Ordered factor smooths estimate differences between specific conditions (or combinations of conditions) similarly to linear regression but implemented within the GAMM framework. A “reference smooth” estimates the TEPR for the chosen reference level (e.g., first presentation, 0 dB SNR) and has no factor specified in the “by” argument (analogous to the intercept in the summary of a linear regression). Subsequent smooths are called “difference smooths” and estimate the difference between the reference smooth and the condition represented by each difference smooth using an ordered factor specified in the “by” argument (analogous to the estimates presented below the intercept in a linear regression). For example, the ordered factor term “SNR6.ord” is true for all data points in the −6 dB SNR condition and false for all data points in the 0 dB SNR condition. If this term were the only term in the model, the reference smooth would estimate the TEPR for the 0 dB SNR condition, while the difference smooth specified by the term “SNR6.ord” would estimate the difference between the 0 dB SNR condition and the −6 dB SNR condition (e.g., what must be added to the 0 dB SNR smooth to get the −6 dB SNR smooth). This is particularly useful given that the p-values provided by a GAMM indicate only if the fitted smooth is significantly different from 0.

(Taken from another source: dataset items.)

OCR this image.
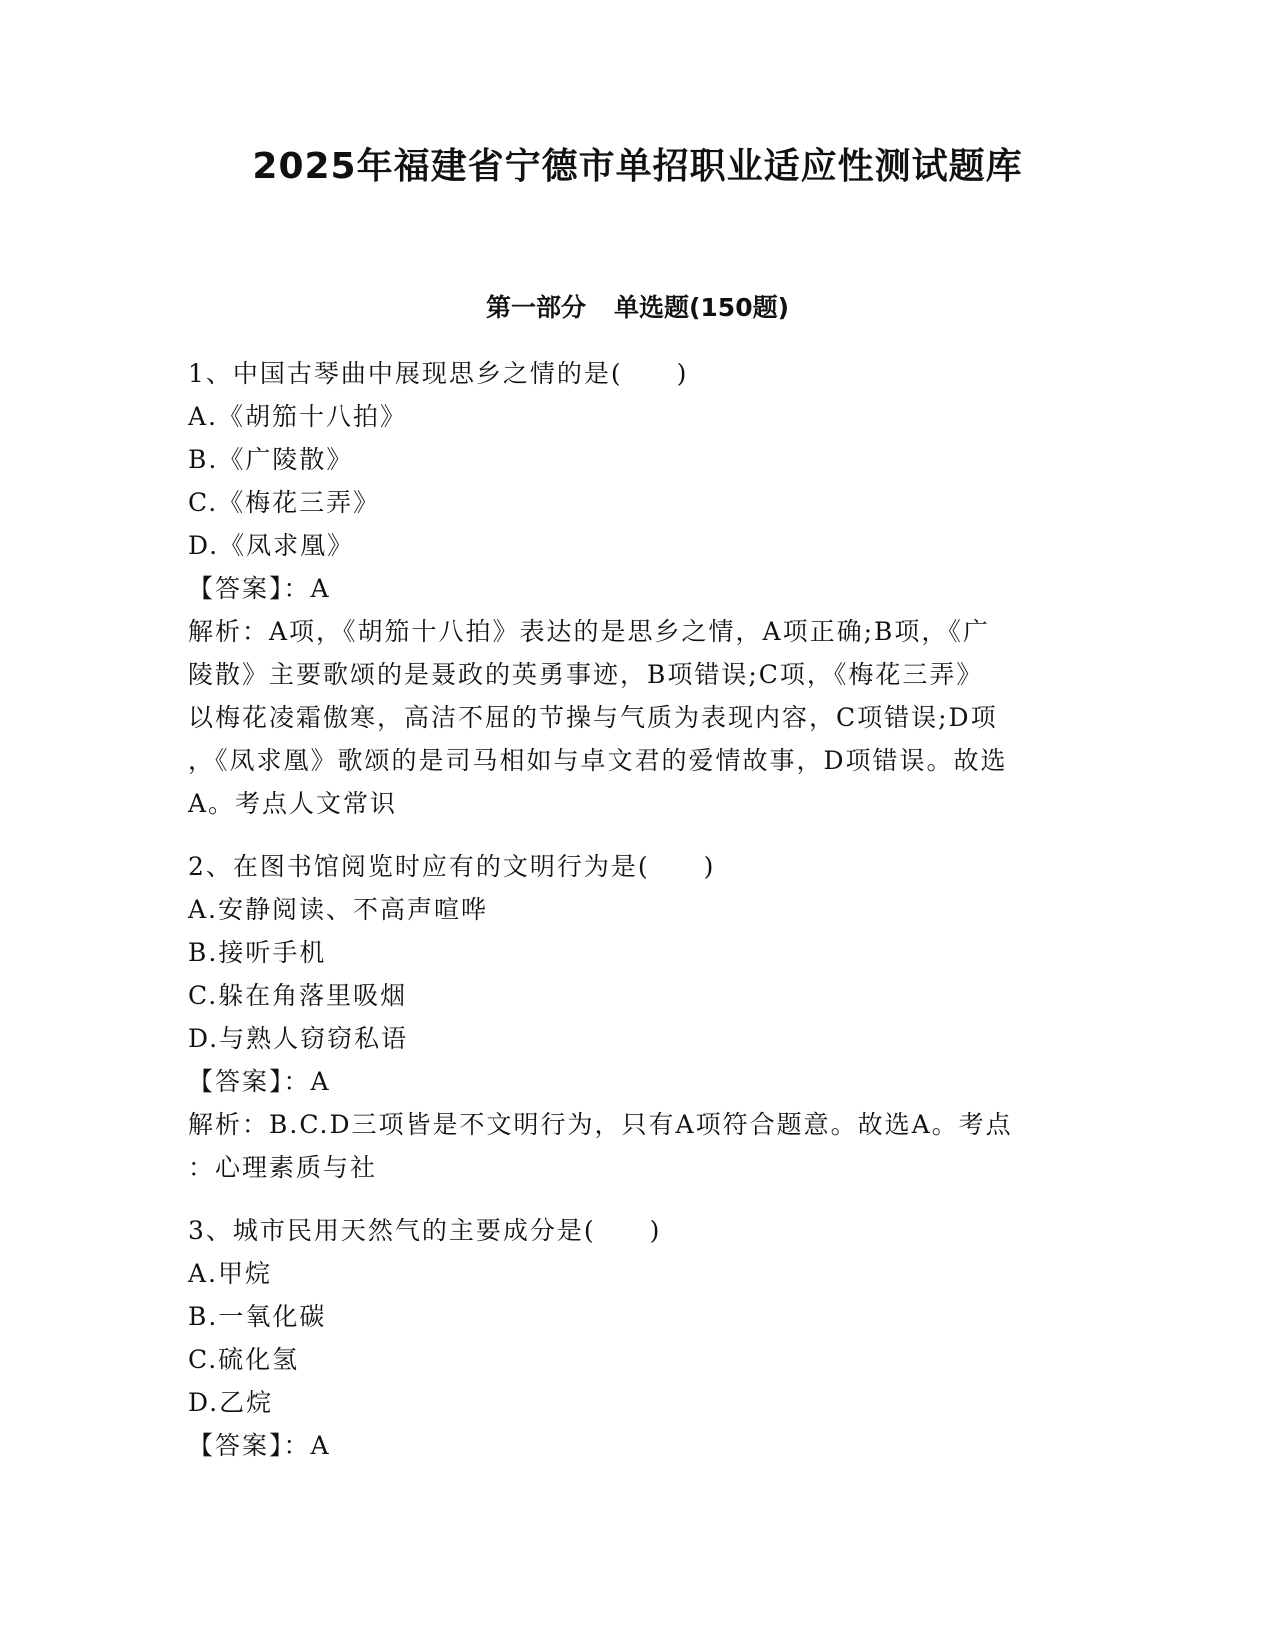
2025年福建省宁德市单招职业适应性测试题库
第一部分 单选题(150题)

1、中国古琴曲中展现思乡之情的是(　　)

A.《胡笳十八拍》

B.《广陵散》

C.《梅花三弄》

D.《凤求凰》

【答案】：A

解析：A项，《胡笳十八拍》表达的是思乡之情，A项正确;B项，《广

陵散》主要歌颂的是聂政的英勇事迹，B项错误;C项，《梅花三弄》

以梅花凌霜傲寒，高洁不屈的节操与气质为表现内容，C项错误;D项

，《凤求凰》歌颂的是司马相如与卓文君的爱情故事，D项错误。故选

A。考点人文常识

2、在图书馆阅览时应有的文明行为是(　　)

A.安静阅读、不高声喧哗

B.接听手机

C.躲在角落里吸烟

D.与熟人窃窃私语

【答案】：A

解析：B.C.D三项皆是不文明行为，只有A项符合题意。故选A。考点

：心理素质与社

3、城市民用天然气的主要成分是(　　)

A.甲烷

B.一氧化碳

C.硫化氢

D.乙烷

【答案】：A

The smooth terms were specified using tensor product interactions to examine both how the TEPR changes over time and also how the shape of this trajectory changes as a function of baseline pupil size. Tensor product interactions allow for modeling multiple independent variables with different scales, as a separate penalty matrix is calculated for each variable (Wood, 2017, pp. 325–328). In the present study, these variables are time (e.g., on the x-axis) with units s and baseline pupil size (e.g., on the y-axis) with arbitrary units. Lastly, we included what Sóskuthy (2021) called “random reference/difference smooths.” These smooths are specified to estimate by-subject factor smooths using the same ordered factors specified in the tensor product smooths mentioned above. Random reference smooths can be thought of as analogous to intercept differences between subjects at the reference level of an ordered factor, whereas random difference smooths can be thought of as analogous to random slopes that represent differences between subjects as estimated for each condition comparison (Sóskuthy, 2021). To fully examine the interaction between baseline pupil size, SNR, and presentation on the TEPR, the model was subsequently releveled so that each presentation (first, second, and third) in the 0 dB SNR condition served as the reference level (see Pandža et al., 2020 and Phillips et al., 2021 e.g., of model releveling). An initial model was run to estimate the rho autocorrelation parameter, which was then used in an embedded AR1 model. The rho value was then adjusted manually until the autocorrelation was sufficiently accounted for (Porretta et al., 2018). The number of knots (k) was increased based on recommendations from the gam.check function in the itsadug package. Fitted smooths were visualized using the plot_smooth function in itsadug, fitted heatmaps were created using the fvisgam function in itsadug, and difference heatmaps were created using the plot_diff2 function in itsadug.
Results
Accuracy and Intelligibility Ratings
The generalized linear mixed-model predicting accuracy on the SPIN task showed a significant main effect of SNR, such that the proportion of correctly recalled words was significantly greater in the 0 dB compared to the −6 dB SNR condition (Est. = 2.37, z = 11.78, p < .001). The proportion of correctly recalled words was .81 (SD = .34) in the 0 dB SNR condition and .42 (SD = .25) in the −6 dB SNR condition.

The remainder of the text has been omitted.